Le sue esperienze, le sue sofferenze e persino la sua voglia di essere più determinata confluiscono tra queste pagine. Jane Eyre è l’immagine di Charlotte seppur potenziata. A Jane Charlotte attribuisce la poca avvenenza – con cui dovette fare i conti anche lei nella vita -, la mancanza di prospettive matrimoniali – visto che entrambe non avevano una dote -, la necessità di guadagnarsi da vivere da sole – ricoprendo il ruolo di istitutrice o insegnante, che per entrambe era comunque una forzatura alla propria natura ed aspirazione -, e ancora una dose di inquietudine – che le spingeva a guardare oltre l’orizzonte che si parava davanti. Jane, inoltre, disegna proprio come Charlotte. A lei però fissa un destino migliore del suo, le regala un lieto fine che nel momento in cui scriveva non era a lei destinato.

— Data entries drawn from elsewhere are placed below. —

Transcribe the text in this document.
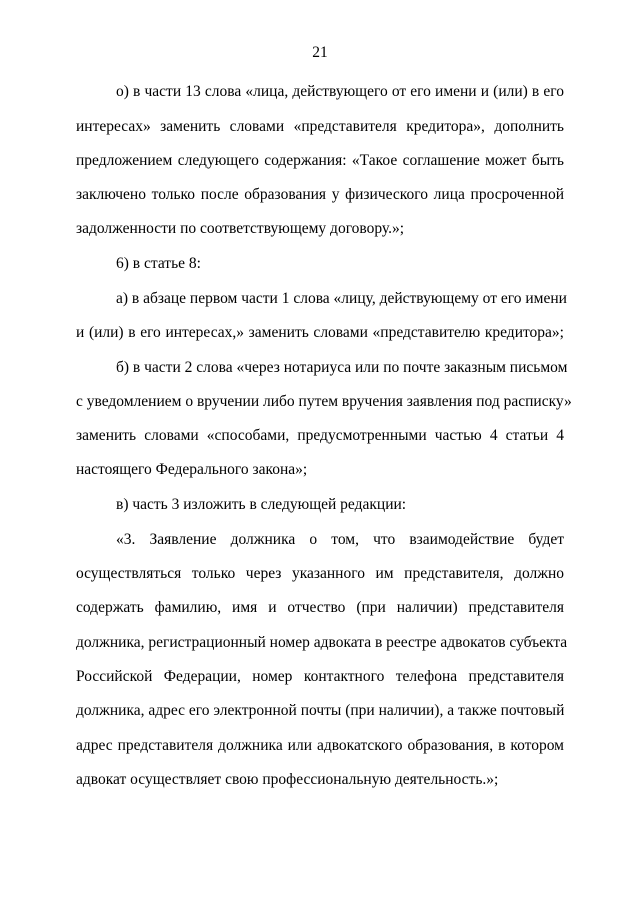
21
о) в части 13 слова «лица, действующего от его имени и (или) в его
интересах» заменить словами «представителя кредитора», дополнить
предложением следующего содержания: «Такое соглашение может быть
заключено только после образования у физического лица просроченной
задолженности по соответствующему договору.»;
6) в статье 8:
а) в абзаце первом части 1 слова «лицу, действующему от его имени
и (или) в его интересах,» заменить словами «представителю кредитора»;
б) в части 2 слова «через нотариуса или по почте заказным письмом
с уведомлением о вручении либо путем вручения заявления под расписку»
заменить словами «способами, предусмотренными частью 4 статьи 4
настоящего Федерального закона»;
в) часть 3 изложить в следующей редакции:
«3. Заявление должника о том, что взаимодействие будет
осуществляться только через указанного им представителя, должно
содержать фамилию, имя и отчество (при наличии) представителя
должника, регистрационный номер адвоката в реестре адвокатов субъекта
Российской Федерации, номер контактного телефона представителя
должника, адрес его электронной почты (при наличии), а также почтовый
адрес представителя должника или адвокатского образования, в котором
адвокат осуществляет свою профессиональную деятельность.»;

E tramite la sua eroina grida a gran voce che la donna deve essere considerata al pari dell’uomo, valutata al pari di lui, non inferiore, mai.

“Perché dovrei restare, per diventare nulla per voi? Pensate che sia un automa? Una macchina senza sentimenti? Che possa sopportare di vedermi strappare di bocca il mio tozzo di pane e rovesciare dal bicchiere il sorso d’acqua che mi dà la vita? Pensate che, perché sono povera, sconosciuta, insignificante e piccola, non abbia un’anima e un cuore? Pensate male! Ho un’anima grande proprio come la vostra e un cuore altrettanto ricco! E se Dio mi avesse dotato di bell’aspetto e abbondanti ricchezze, allora vi avrei reso la separazione altrettanto difficile quanto lo è per me”.

Jane Eyre, pubblicato nel 1847, è un romanzo sublime, che ad ogni rilettura regala qualche altro particolare, qualche ulteriore riflessione e che ci regala una delle protagoniste letterarie più indimenticabili e moderne della storia della letteratura.